Tantangan semakin besar ketika alokasi anggaran di tingkat pusat tidak sepenuhnya sampai ke lapangan akibat persoalan tata kelola.

Dalam perspektif Islam, negara diposisikan sebagai penjaga kemaslahatan rakyat. Pemimpin adalah ra’in (pengurus) yang bertanggung jawab atas keselamatan dan kesejahteraan masyarakatnya.

Rasulullah SAW bersabda: “Imam (pemimpin) adalah pengurus rakyat dan ia akan dimintai pertanggungjawaban atas rakyat yang diurusnya.” (HR. Bukhari dan Muslim).

Prinsip ini menegaskan bahwa keselamatan rakyat, termasuk dalam situasi bencana, merupakan tanggung jawab yang tidak dapat ditawar. Al-Qur’an pun mengingatkan, “Dan janganlah kamu menjatuhkan dirimu sendiri ke dalam kebinasaan.”
(QS. Al-Baqarah: 195).

Menjaga satu nyawa manusia dipandang sangat mulia, sebagaimana firman Allah SWT, “Barang siapa memelihara kehidupan seorang manusia, maka seakan-akan ia telah memelihara kehidupan seluruh manusia.” (QS. Al-Ma’idah: 32).
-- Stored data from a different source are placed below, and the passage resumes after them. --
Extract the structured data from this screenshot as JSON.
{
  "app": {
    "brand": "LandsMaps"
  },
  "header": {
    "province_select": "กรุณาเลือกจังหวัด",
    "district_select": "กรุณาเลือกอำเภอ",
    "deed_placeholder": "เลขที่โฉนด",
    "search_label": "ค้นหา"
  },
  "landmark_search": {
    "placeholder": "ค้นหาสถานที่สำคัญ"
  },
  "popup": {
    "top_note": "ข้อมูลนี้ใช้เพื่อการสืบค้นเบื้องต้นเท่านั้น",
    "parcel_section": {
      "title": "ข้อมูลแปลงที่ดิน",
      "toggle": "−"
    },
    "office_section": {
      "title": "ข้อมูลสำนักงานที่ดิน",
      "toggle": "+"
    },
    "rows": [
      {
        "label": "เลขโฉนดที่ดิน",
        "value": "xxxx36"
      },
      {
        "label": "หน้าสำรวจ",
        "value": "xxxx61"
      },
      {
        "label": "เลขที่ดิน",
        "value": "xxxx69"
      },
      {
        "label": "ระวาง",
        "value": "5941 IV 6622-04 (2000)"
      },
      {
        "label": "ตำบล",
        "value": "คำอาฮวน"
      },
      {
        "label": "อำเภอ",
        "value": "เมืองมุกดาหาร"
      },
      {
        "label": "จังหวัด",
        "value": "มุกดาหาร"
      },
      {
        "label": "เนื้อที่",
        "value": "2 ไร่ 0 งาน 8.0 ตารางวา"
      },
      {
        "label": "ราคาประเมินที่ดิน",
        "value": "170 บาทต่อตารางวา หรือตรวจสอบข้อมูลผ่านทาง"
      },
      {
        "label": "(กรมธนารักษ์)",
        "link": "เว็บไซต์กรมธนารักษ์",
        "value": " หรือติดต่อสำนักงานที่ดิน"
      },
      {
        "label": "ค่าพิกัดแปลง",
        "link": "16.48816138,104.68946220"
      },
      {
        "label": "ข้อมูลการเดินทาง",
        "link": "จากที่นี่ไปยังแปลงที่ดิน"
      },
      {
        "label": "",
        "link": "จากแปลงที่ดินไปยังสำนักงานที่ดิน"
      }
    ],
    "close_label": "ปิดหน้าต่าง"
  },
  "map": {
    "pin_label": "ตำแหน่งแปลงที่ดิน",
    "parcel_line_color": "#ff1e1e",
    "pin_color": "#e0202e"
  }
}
Keseriusan negara juga tercermin dalam pengelolaan sumber daya alam yang berkeadilan dan berkelanjutan. Pengelolaan SDA semestinya tidak semata berorientasi pada keuntungan ekonomi, melainkan mempertimbangkan aspek lingkungan, sosial, dan keberlanjutan hidup masyarakat. Tanpa pelibatan para ahli lintas disiplin dan masyarakat terdampak, risiko kerusakan ekologis akan terus membayangi.

Allah SWT mengingatkan, “Telah tampak kerusakan di darat dan di laut disebabkan perbuatan tangan manusia.” (QS. Ar-Rum: 41).
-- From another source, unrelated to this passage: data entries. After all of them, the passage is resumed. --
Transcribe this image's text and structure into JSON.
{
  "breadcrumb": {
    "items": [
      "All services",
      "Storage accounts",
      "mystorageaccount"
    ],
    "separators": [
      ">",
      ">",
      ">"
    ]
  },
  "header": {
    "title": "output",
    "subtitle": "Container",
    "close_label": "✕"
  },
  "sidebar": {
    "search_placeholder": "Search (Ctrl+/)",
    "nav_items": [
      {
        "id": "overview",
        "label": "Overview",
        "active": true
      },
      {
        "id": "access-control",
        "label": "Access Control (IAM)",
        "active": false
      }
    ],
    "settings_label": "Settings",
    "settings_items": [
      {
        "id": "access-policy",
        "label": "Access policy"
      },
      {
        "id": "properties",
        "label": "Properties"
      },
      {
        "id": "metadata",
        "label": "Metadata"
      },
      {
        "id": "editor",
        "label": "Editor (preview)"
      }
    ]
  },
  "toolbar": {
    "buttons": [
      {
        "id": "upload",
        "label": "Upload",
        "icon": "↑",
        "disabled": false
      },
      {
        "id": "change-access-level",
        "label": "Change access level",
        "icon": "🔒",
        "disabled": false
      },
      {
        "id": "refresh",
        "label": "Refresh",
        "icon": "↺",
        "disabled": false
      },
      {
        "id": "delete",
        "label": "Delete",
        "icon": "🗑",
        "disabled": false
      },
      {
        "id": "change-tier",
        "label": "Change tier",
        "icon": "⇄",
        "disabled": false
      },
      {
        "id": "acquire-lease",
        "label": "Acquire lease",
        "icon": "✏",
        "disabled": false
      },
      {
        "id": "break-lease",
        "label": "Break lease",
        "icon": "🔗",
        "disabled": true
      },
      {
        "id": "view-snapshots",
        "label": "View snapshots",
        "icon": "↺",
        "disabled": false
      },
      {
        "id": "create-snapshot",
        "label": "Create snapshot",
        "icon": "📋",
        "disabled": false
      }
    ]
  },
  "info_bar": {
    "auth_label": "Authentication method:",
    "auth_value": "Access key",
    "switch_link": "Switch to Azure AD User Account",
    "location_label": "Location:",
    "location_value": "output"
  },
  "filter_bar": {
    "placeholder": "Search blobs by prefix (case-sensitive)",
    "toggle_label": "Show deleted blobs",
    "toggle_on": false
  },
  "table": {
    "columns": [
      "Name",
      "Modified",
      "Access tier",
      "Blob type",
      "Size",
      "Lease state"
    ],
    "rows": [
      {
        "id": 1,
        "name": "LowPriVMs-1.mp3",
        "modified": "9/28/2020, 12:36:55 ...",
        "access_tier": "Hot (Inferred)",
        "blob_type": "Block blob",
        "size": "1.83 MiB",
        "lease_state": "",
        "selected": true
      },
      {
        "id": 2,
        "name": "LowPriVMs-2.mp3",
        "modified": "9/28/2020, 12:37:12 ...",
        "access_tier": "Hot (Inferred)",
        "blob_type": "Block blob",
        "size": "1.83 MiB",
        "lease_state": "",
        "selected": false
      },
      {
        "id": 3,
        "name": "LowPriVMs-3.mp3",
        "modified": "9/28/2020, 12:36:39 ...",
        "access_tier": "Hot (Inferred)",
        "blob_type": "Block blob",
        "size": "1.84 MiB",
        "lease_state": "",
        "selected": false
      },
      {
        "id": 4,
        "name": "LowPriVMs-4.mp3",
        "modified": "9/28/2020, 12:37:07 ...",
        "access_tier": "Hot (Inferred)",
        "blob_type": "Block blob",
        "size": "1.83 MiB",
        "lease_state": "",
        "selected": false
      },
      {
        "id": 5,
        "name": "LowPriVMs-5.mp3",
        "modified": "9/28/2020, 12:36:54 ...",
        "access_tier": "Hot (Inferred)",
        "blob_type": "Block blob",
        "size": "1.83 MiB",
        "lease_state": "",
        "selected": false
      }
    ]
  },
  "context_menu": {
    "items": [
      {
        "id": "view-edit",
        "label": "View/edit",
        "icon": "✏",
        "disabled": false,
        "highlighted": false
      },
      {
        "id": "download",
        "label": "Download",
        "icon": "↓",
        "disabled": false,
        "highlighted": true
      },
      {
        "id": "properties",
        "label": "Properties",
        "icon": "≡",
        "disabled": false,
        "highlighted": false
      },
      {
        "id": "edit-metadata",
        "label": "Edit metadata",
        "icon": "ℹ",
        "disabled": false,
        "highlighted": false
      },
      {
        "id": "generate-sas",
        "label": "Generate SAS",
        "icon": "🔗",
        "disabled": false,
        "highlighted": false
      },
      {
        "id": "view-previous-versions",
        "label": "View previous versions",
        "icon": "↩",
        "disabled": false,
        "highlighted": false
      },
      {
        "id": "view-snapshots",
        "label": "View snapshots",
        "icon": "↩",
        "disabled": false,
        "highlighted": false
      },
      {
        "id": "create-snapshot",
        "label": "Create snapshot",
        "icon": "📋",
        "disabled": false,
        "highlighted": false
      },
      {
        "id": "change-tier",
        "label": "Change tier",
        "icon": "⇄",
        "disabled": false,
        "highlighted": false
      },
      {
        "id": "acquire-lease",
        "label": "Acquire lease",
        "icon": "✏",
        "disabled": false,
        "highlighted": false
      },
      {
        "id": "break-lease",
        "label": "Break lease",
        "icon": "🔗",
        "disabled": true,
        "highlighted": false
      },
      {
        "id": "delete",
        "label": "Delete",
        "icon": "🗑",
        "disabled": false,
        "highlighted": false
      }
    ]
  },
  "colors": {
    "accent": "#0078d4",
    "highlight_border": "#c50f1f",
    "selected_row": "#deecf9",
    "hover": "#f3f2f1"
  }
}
Bencana hari ini seharusnya menjadi bahan evaluasi bersama bahwa tata kelola sumber daya dan kebijakan publik membutuhkan kehati-hatian dan tanggung jawab moral.

Dengan demikian, bencana tidak hanya dipahami sebagai peristiwa alam, tetapi juga sebagai cermin pentingnya pengelolaan kekuasaan yang berpihak pada keselamatan dan kemanusiaan.